Source leads for review

These source leads require final verification before publication. They are shown as plain text, not normal article links, because this page is not a public article.

  • Kevin R. Henke, current hosted update at Responding to Creationism. Used as a topic roadmap only, not copied.
  • D. Russell Humphreys, "Answer to a persistent critic of RATE helium research", Journal of Creation 32(3), 2018.
  • Gary H. Loechelt, "Fenton Hill Revisited: The Retention of Helium in Zircons and the Case for Accelerated Nuclear Decay", ASA origins education resource.
  • Gary H. Loechelt, "Helium Diffusion in Zircon: A Response to Questions by the RATE Team", ASA/Reasons to Believe resource.
  • Wolfe, M. R. and Stockli, D. F. 2010. "Zircon (U-Th)/He thermochronometry in the KTB drill hole, Germany, and its implications for bulk He diffusion kinetics in zircon." Earth and Planetary Science Letters 295(1), 69-82. DOI: 10.1016/j.epsl.2010.03.025.
  • Guenthner et al. 2013. "Helium diffusion in natural zircon: radiation damage, anisotropy, and the interpretation of zircon (U-Th)/He thermochronology." American Journal of Science. DOI: 10.2475/03.2013.01.
  • Anderson et al. 2020. "Helium diffusion in zircon: Effects of anisotropy and radiation damage revealed by laser depth profiling." Geochimica et Cosmochimica Acta. DOI: 10.1016/j.gca.2020.01.049.

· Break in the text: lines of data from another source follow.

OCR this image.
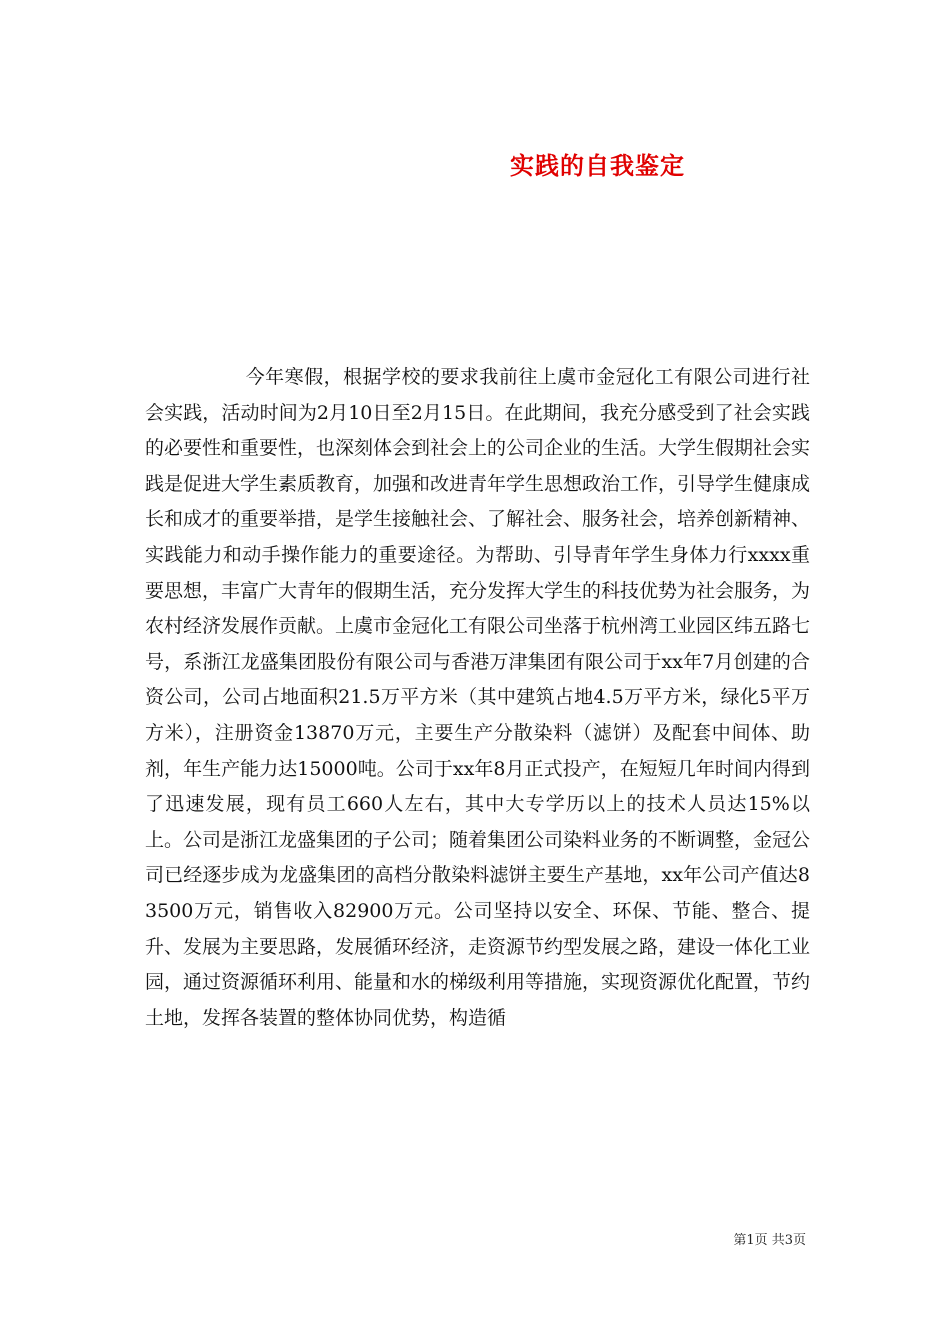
实践的自我鉴定

今年寒假，根据学校的要求我前往上虞市金冠化工有限公司进行社会实践，活动时间为2月10日至2月15日。在此期间，我充分感受到了社会实践的必要性和重要性，也深刻体会到社会上的公司企业的生活。大学生假期社会实践是促进大学生素质教育，加强和改进青年学生思想政治工作，引导学生健康成长和成才的重要举措，是学生接触社会、了解社会、服务社会，培养创新精神、实践能力和动手操作能力的重要途径。为帮助、引导青年学生身体力行xxxx重要思想，丰富广大青年的假期生活，充分发挥大学生的科技优势为社会服务，为农村经济发展作贡献。上虞市金冠化工有限公司坐落于杭州湾工业园区纬五路七号，系浙江龙盛集团股份有限公司与香港万津集团有限公司于xx年7月创建的合资公司，公司占地面积21.5万平方米（其中建筑占地4.5万平方米，绿化5平万方米），注册资金13870万元，主要生产分散染料（滤饼）及配套中间体、助剂，年生产能力达15000吨。公司于xx年8月正式投产，在短短几年时间内得到了迅速发展，现有员工660人左右，其中大专学历以上的技术人员达15%以上。公司是浙江龙盛集团的子公司；随着集团公司染料业务的不断调整，金冠公司已经逐步成为龙盛集团的高档分散染料滤饼主要生产基地，xx年公司产值达83500万元，销售收入82900万元。公司坚持以安全、环保、节能、整合、提升、发展为主要思路，发展循环经济，走资源节约型发展之路，建设一体化工业园，通过资源循环利用、能量和水的梯级利用等措施，实现资源优化配置，节约土地，发挥各装置的整体协同优势，构造循

第1页 共3页
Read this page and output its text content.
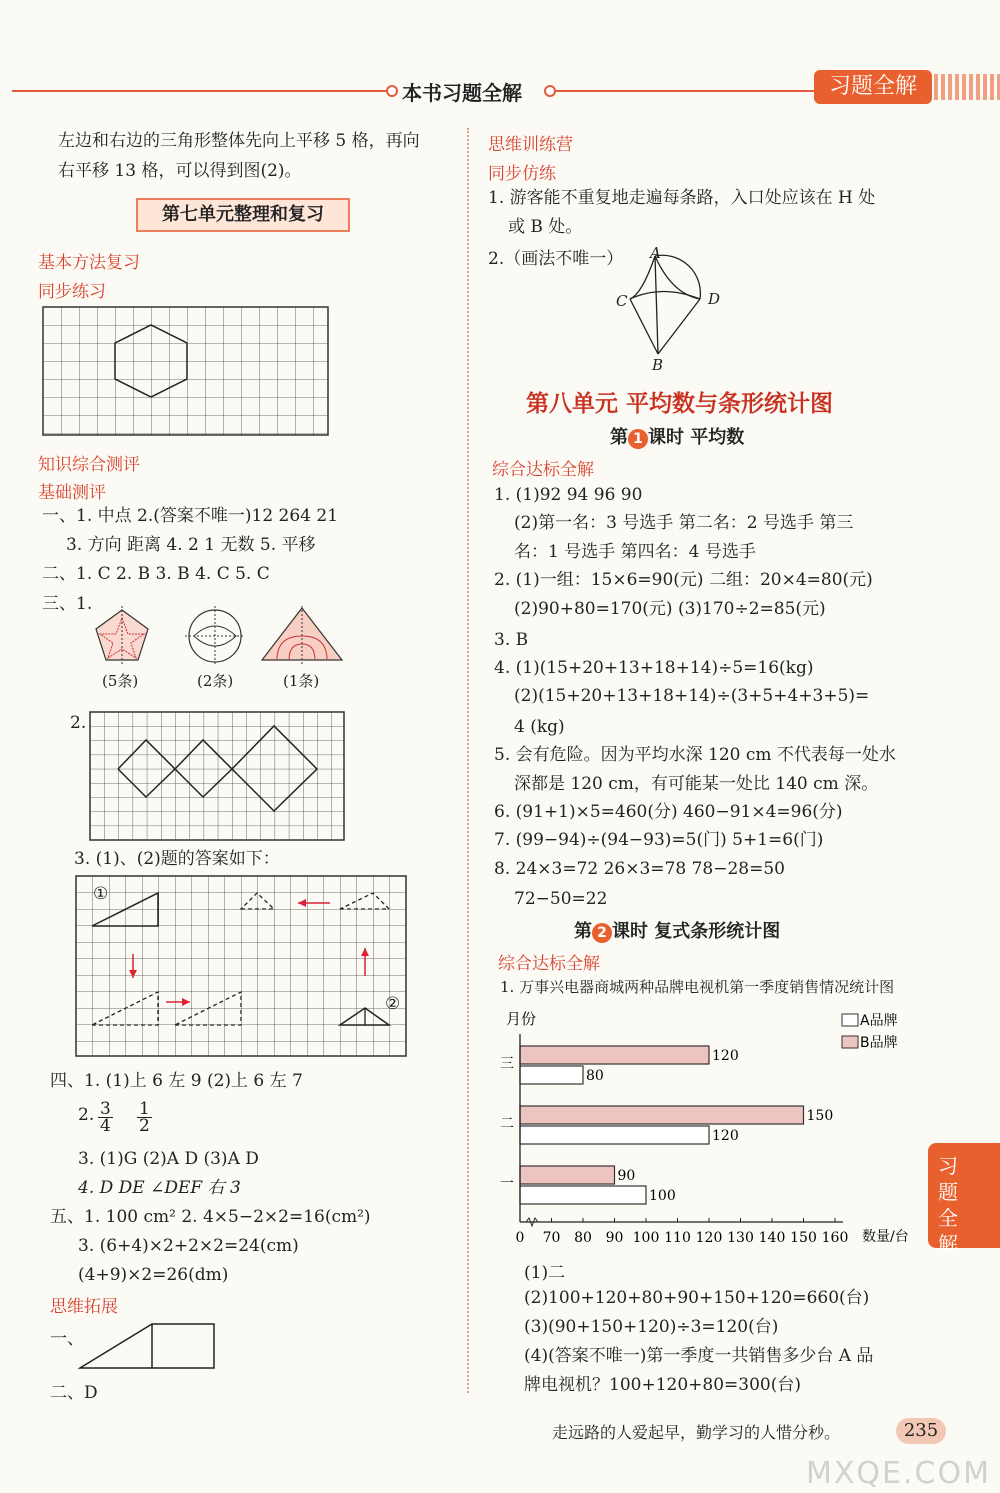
本书习题全解	习题全解
习题全解
左边和右边的三角形整体先向上平移 5 格，再向
右平移 13 格，可以得到图(2)。
第七单元整理和复习
基本方法复习
同步练习
知识综合测评
基础测评
一、1. 中点 2.(答案不唯一)12 264 21
3. 方向 距离 4. 2 1 无数 5. 平移
二、1. C 2. B 3. B 4. C 5. C
三、1.
(5条)	(2条)	(1条)
2.
3. (1)、(2)题的答案如下：
①
②
四、1. (1)上 6 左 9 (2)上 6 左 7
2. $\frac{3}{4} \frac{1}{2}$
3. (1)G (2)A D (3)A D
4. D DE ∠DEF 右 3
五、1. 100 cm² 2. 4×5−2×2=16(cm²)
3. (6+4)×2+2×2=24(cm)
(4+9)×2=26(dm)
思维拓展
一、
二、D
思维训练营
同步仿练
1. 游客能不重复地走遍每条路，入口处应该在 H 处
或 B 处。
2.（画法不唯一） A
C	D
B
第八单元 平均数与条形统计图
第 1 课时 平均数
综合达标全解
1. (1)92 94 96 90
(2)第一名：3 号选手 第二名：2 号选手 第三
名：1 号选手 第四名：4 号选手
2. (1)一组：15×6=90(元) 二组：20×4=80(元)
(2)90+80=170(元) (3)170÷2=85(元)
3. B
4. (1)(15+20+13+18+14)÷5=16(kg)
(2)(15+20+13+18+14)÷(3+5+4+3+5)=
4 (kg)
5. 会有危险。因为平均水深 120 cm 不代表每一处水
深都是 120 cm，有可能某一处比 140 cm 深。
6. (91+1)×5=460(分) 460−91×4=96(分)
7. (99−94)÷(94−93)=5(门) 5+1=6(门)
8. 24×3=72 26×3=78 78−28=50
72−50=22
第 2 课时 复式条形统计图
综合达标全解
1. 万事兴电器商城两种品牌电视机第一季度销售情况统计图
月份	A品牌
B品牌
一	90
100
二	150
120
三	120
80
0 70 80 90 100 110 120 130 140 150 160 数量/台
(1)二
(2)100+120+80+90+150+120=660(台)
(3)(90+150+120)÷3=120(台)
(4)(答案不唯一)第一季度一共销售多少台 A 品
牌电视机？100+120+80=300(台)
走远路的人爱起早，勤学习的人惜分秒。	235
MXQE.COM
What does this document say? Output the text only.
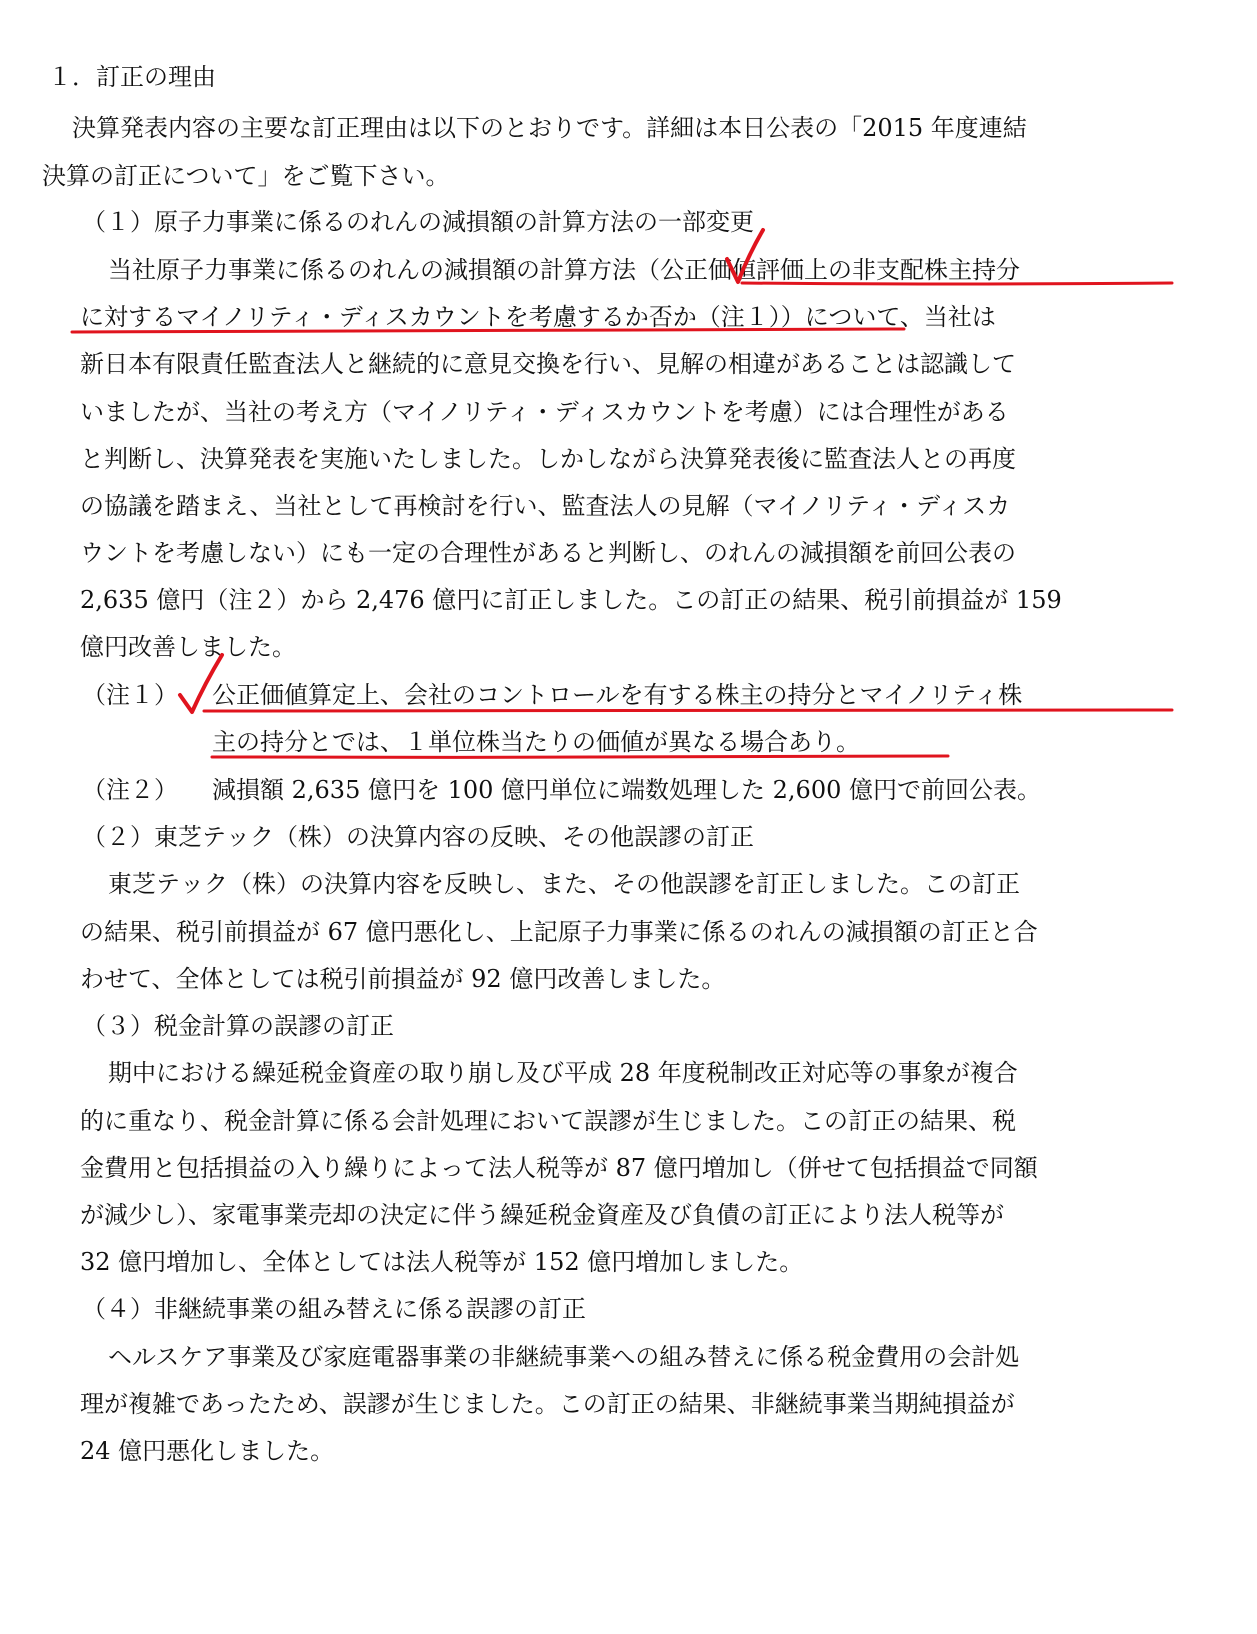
１．訂正の理由
決算発表内容の主要な訂正理由は以下のとおりです。詳細は本日公表の「2015 年度連結
決算の訂正について」をご覧下さい。
（１）原子力事業に係るのれんの減損額の計算方法の一部変更
当社原子力事業に係るのれんの減損額の計算方法（公正価値評価上の非支配株主持分
に対するマイノリティ・ディスカウントを考慮するか否か（注１））について、当社は
新日本有限責任監査法人と継続的に意見交換を行い、見解の相違があることは認識して
いましたが、当社の考え方（マイノリティ・ディスカウントを考慮）には合理性がある
と判断し、決算発表を実施いたしました。しかしながら決算発表後に監査法人との再度
の協議を踏まえ、当社として再検討を行い、監査法人の見解（マイノリティ・ディスカ
ウントを考慮しない）にも一定の合理性があると判断し、のれんの減損額を前回公表の
2,635 億円（注２）から 2,476 億円に訂正しました。この訂正の結果、税引前損益が 159
億円改善しました。
（注１） 公正価値算定上、会社のコントロールを有する株主の持分とマイノリティ株
主の持分とでは、１単位株当たりの価値が異なる場合あり。
（注２） 減損額 2,635 億円を 100 億円単位に端数処理した 2,600 億円で前回公表。
（２）東芝テック（株）の決算内容の反映、その他誤謬の訂正
東芝テック（株）の決算内容を反映し、また、その他誤謬を訂正しました。この訂正
の結果、税引前損益が 67 億円悪化し、上記原子力事業に係るのれんの減損額の訂正と合
わせて、全体としては税引前損益が 92 億円改善しました。
（３）税金計算の誤謬の訂正
期中における繰延税金資産の取り崩し及び平成 28 年度税制改正対応等の事象が複合
的に重なり、税金計算に係る会計処理において誤謬が生じました。この訂正の結果、税
金費用と包括損益の入り繰りによって法人税等が 87 億円増加し（併せて包括損益で同額
が減少し）、家電事業売却の決定に伴う繰延税金資産及び負債の訂正により法人税等が
32 億円増加し、全体としては法人税等が 152 億円増加しました。
（４）非継続事業の組み替えに係る誤謬の訂正
ヘルスケア事業及び家庭電器事業の非継続事業への組み替えに係る税金費用の会計処
理が複雑であったため、誤謬が生じました。この訂正の結果、非継続事業当期純損益が
24 億円悪化しました。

Review questions for Dr. Henke

  1. Is the summary scientifically accurate enough to serve as a short TalkOrigins update, assuming citations are checked and expanded?
  2. Are there claims here that should be softened, removed, or rewritten?
  3. Which later Humphreys claims most need direct treatment in a public TOA update?
  4. Which sources from your 2020-2026 page are safe for TOA to cite, summarize, or quote briefly?
  5. Are there figures that could be redrawn from open data or replaced by a text-only explanation?
  6. Would you prefer this to remain only a red-link notice to your page, or should TOA carry a short independent update like this one?